O direito tem, na sua linguagem peculiar, um instrumento que suaviza o impacto de certos fatos, principalmente quando se fala de sexo, morte e traição. Usa-se muito o latim, herdado do direito romano, para evitar embaraços na descrição de situações constrangedoras.
O ato sexual, por exemplo, é denominado "conjunção carnal", o lenocínio é "mediação para satisfazer a lascívia de outrem", também chamado de "proxenetismo". Prostituta é a mulher que se presta ao "desafogo à concupiscência alheia".
No tempo em que as discriminações eram autorizadas em nosso país, havia várias categorias de filhos: os bastardos, os naturais, os espúrios ou de coito danado, os adulterinos, os incestuosos e os sacrílegos, todos pertencentes à categoria geral dos ilegítimos e concorrendo em absoluta desvantagem com os legítimos.
Graças ao avanço da cidadania e ao justo entendimento de que os filhos não devem pagar por eventuais erros dos pais, essas distinções são hoje inconstitucionais. Filhos são filhos, todos iguais, sem adjetivos.
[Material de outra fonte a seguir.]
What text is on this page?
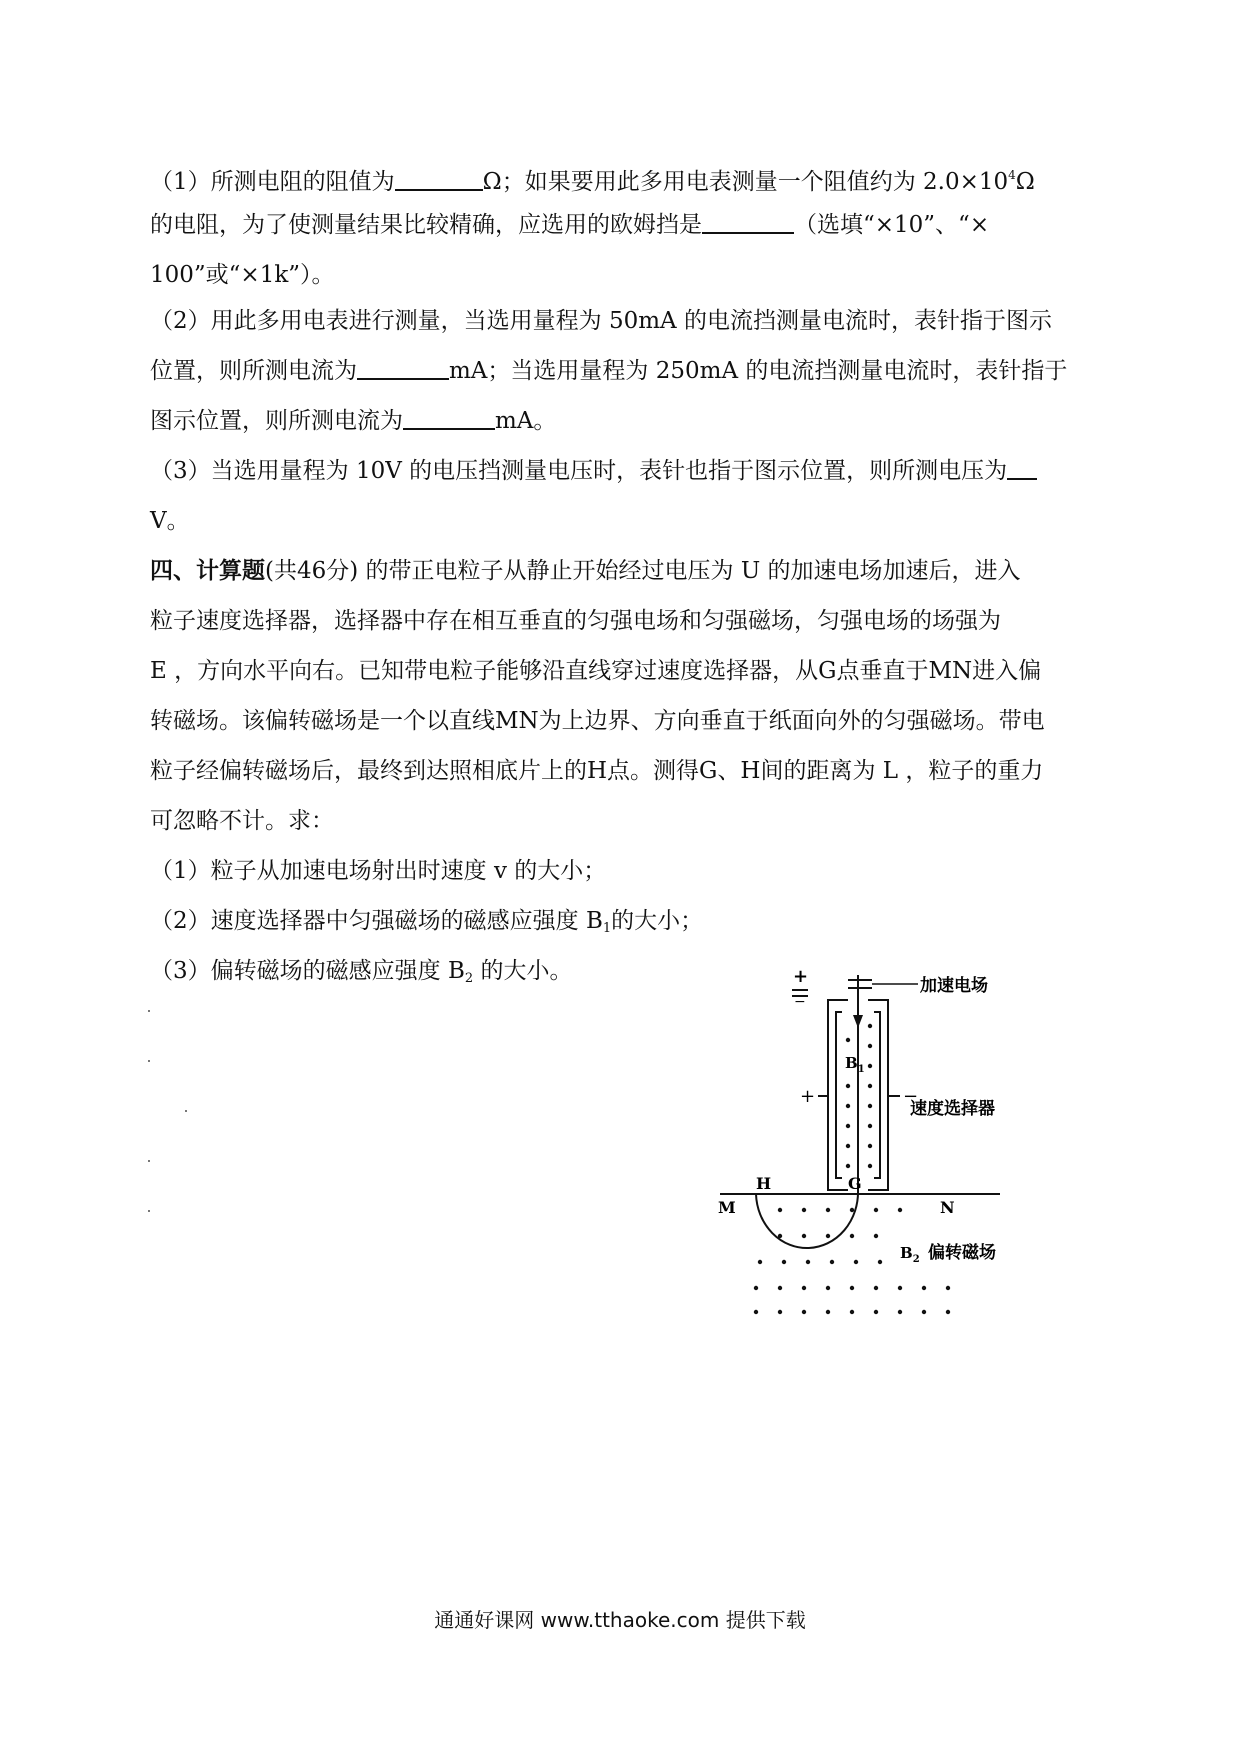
（1）所测电阻的阻值为	Ω；如果要用此多用电表测量一个阻值约为 $2.0\times 10^4\Omega$
的电阻，为了使测量结果比较精确，应选用的欧姆挡是	（选填“×10”、“×
100”或“×1k”）。
（2）用此多用电表进行测量，当选用量程为 50mA 的电流挡测量电流时，表针指于图示
位置，则所测电流为	mA；当选用量程为 250mA 的电流挡测量电流时，表针指于
图示位置，则所测电流为	mA。
（3）当选用量程为 10V 的电压挡测量电压时，表针也指于图示位置，则所测电压为
V。
四、计算题(共46分) 的带正电粒子从静止开始经过电压为 U 的加速电场加速后，进入
粒子速度选择器，选择器中存在相互垂直的匀强电场和匀强磁场，匀强电场的场强为
E ，方向水平向右。已知带电粒子能够沿直线穿过速度选择器，从G点垂直于MN进入偏
转磁场。该偏转磁场是一个以直线MN为上边界、方向垂直于纸面向外的匀强磁场。带电
粒子经偏转磁场后，最终到达照相底片上的H点。测得G、H间的距离为 L ，粒子的重力
可忽略不计。求：
（1）粒子从加速电场射出时速度 v 的大小；
（2）速度选择器中匀强磁场的磁感应强度 $B_1$的大小；
（3）偏转磁场的磁感应强度 $B_2$ 的大小。	+
−
加速电场
+	−
速度选择器
$B_1$
H	G
M	N
$B_2$ 偏转磁场
通通好课网 www.tthaoke.com 提供下载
Falta apenas consolidar o mesmo critério com relação às mulheres, que ainda são tratadas nas leis com uma série de qualificações discriminatórias e injustas.
Mas voltando aos termos jurídicos, recente julgado do Tribunal da Alçada de São Paulo considerou que "... para a caracterização do crime previsto no art. 240 do Código Penal (adultério), não se exige o rigorismo do 'nudus cum nuda in eodem lecto', bastando que o casal adúltero se encontre 'solus cum sola in solitudine'..."
Isto quer dizer que para se comprovar o adultério não há necessidade de surpreender o casal nu na mesma cama, bastando que ambos estejam a sós em circunstâncias que autorizem supor a prática sexual. Dito em latim, evitam-se os detalhes constrangedores sem deixar de descrever exatamente o fato. No mérito, porém, é triste constatar que o adultério continua sendo crime no Brasil. Uma perda de tempo.
Em processos de inventário, chega a ser engraçado chamar o falecido de "de cujus", mas é melhor do que chamá-lo de "o morto". Bastante adequada, também, é a denominação dada ao contrato sobre herança de pessoa viva: "pacta corvina" (trata-se de um contrato nulo, pois, se válido fosse, colocaria os contratantes em posição de desejar a morte de alguém).
Finalmente, existem os termos jurídicos que são mal compreendidos e usados erroneamente de forma cômica. Conta-se do candidato que, ao fazer exame da Ordem dos Advogados do Brasil para obter a carteira que lhe daria o direito de exercer a advocacia, foi indagado pelo examinador sobre a diferença entre pessoa física (que é todo o ser humano) e pessoa jurídica (que são as instituições, corporações, sociedades etc.). Respondeu o candidato:
"Sei perfeitamente a distinção entre os dois termos. Pessoa física é qualquer um, eu por exemplo. Já pessoa jurídica, sem dúvida, é Vossa Excelência".